Mae Winter, who has a kindergartner and a fifth grader in Seminole County Public Schools in Florida, is considering putting her children into the county’s virtual charter school in the fall. Her husband is immune-compromised, and she questions whether there is any safe way to bring hundreds of children and adults back into a school.
“How do I send a kid to a school with 700 other children and so many faculty, staff, teachers, aides, volunteers in and out, and still ensure that his exposure is minimal to none? I can’t. It’s impossible,” she said.
In the days before schools closed last month, some districts saw attendance plummet. None of the measures being discussed will work without community buy-in, said Michael Casserly, executive director of the Council of Great City Schools, a nonprofit coalition of 76 of the nation’s largest urban public school systems, which is studying these options.
“Public confidence may not be there yet,” he said. “We don’t want to open them and people get sick or nobody shows up or some of both.”
Teachers unions played a major role in pressuring schools to close across the country, including in New York City, where Mayor Bill de Blasio, D, resisted closing schools before changing course. To date, the United Federation of Teachers counts at least 52 teachers and teacher aides who have died of complications of covid-19, out of the 120,000 employees it represents in New York.
Now, the union is warning about a return to the classroom. An online petition it created lays out a list of demands before schools should reopen. It garnered more than 53,000 signatures in its first few days.
It won’t be safe to reopen until there is “massive and accurate” testing, as well as contact tracing and isolation for those who are infected, said Lily Eskelsen García, president of the National Education Association, the country’s largest union. She is frustrated by what she sees as inappropriate pressure from Trump and worries it will lead to bad decisions. “We need evidence it’s safe for those kids to go back.”
Jami Cole, a third-grade teacher at a school outside of Oklahoma City, gets choked up thinking about the students she has not been able to see for a month. Last week, she returned to her classroom and tearfully sorted through their artwork. Still, she’s worries political pressure will influence Oklahoma’s governor, Republican Kevin Stitt, to open schools prematurely. He allowed some businesses to reopen Friday.
Cole has rheumatoid arthritis, an autoimmune disorder, and her husband is undergoing treatment for leukemia. “The thought of going back too early absolutely terrifies me,” she said.
Some schools simply might not be equipped to keep kids safe.
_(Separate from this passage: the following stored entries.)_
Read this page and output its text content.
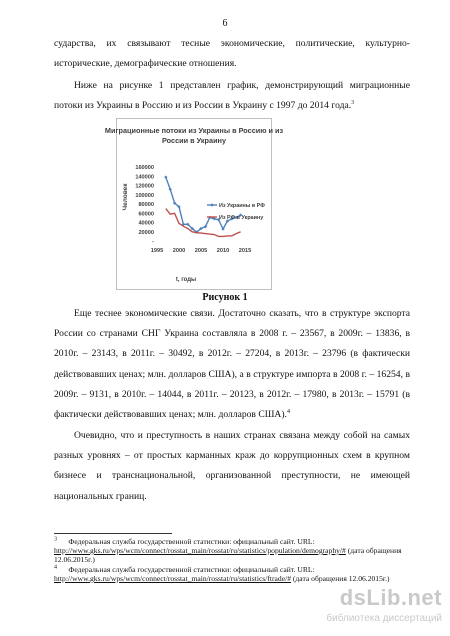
6

сударства, их связывают тесные экономические, политические, культурно-исторические, демографические отношения.

Ниже на рисунке 1 представлен график, демонстрирующий миграционные потоки из Украины в Россию и из России в Украину с 1997 до 2014 года.$^3$

Миграционные потоки из Украины в Россию и из
России в Украину
-
20000
40000
60000
80000
100000
120000
140000
160000
1995 2000 2005 2010 2015
Человек
t, годы
Из Украины в РФ
Из РФ в Украину
Рисунок 1

Еще теснее экономические связи. Достаточно сказать, что в структуре экспорта России со странами СНГ Украина составляла в 2008 г. – 23567, в 2009г. – 13836, в 2010г. – 23143, в 2011г. – 30492, в 2012г. – 27204, в 2013г. – 23796 (в фактически действовавших ценах; млн. долларов США), а в структуре импорта в 2008 г. – 16254, в 2009г. – 9131, в 2010г. – 14044, в 2011г. – 20123, в 2012г. – 17980, в 2013г. – 15791 (в фактически действовавших ценах; млн. долларов США).$^4$

Очевидно, что и преступность в наших странах связана между собой на самых разных уровнях – от простых карманных краж до коррупционных схем в крупном бизнесе и транснациональной, организованной преступности, не имеющей национальных границ.

$^3$ Федеральная служба государственной статистики: официальный сайт. URL: http://www.gks.ru/wps/wcm/connect/rosstat_main/rosstat/ru/statistics/population/demography/# (дата обращения 12.06.2015г.)

$^4$ Федеральная служба государственной статистики: официальный сайт. URL: http://www.gks.ru/wps/wcm/connect/rosstat_main/rosstat/ru/statistics/ftrade/# (дата обращения 12.06.2015г.)

dsLib.net
библиотека диссертаций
Hand washing is part of any plan for reducing spread of infection, but older schools don’t have many sinks, said Mary Filardo, the founder and director of the 21st Century School Fund, a nonprofit that analyzes facilities and other urban education issues.
“Imagine a school of 500 with maybe 10 sinks total for students,” she said. Modern schools, she said, have far more bathrooms, but older buildings may have just one per gender, per floor. Some school bathrooms lack such basics as soap.
In more affluent schools, she added, children may have their own crayons and calculators, but in low-income areas, they share, spreading germs.
Opening too early could leave schools facing illnesses or lawsuits, or both, said Daniel Domench, executive director of AASA, the School Superintendents Association. He’s skeptical, even as his members work to find creative solutions.
“You would have to tie kids down to their seats to keep them six feet apart,” he said. Still, he said, schools are forced to prepare. When “the governor says schools are going to open, what choice does a superintendent have?”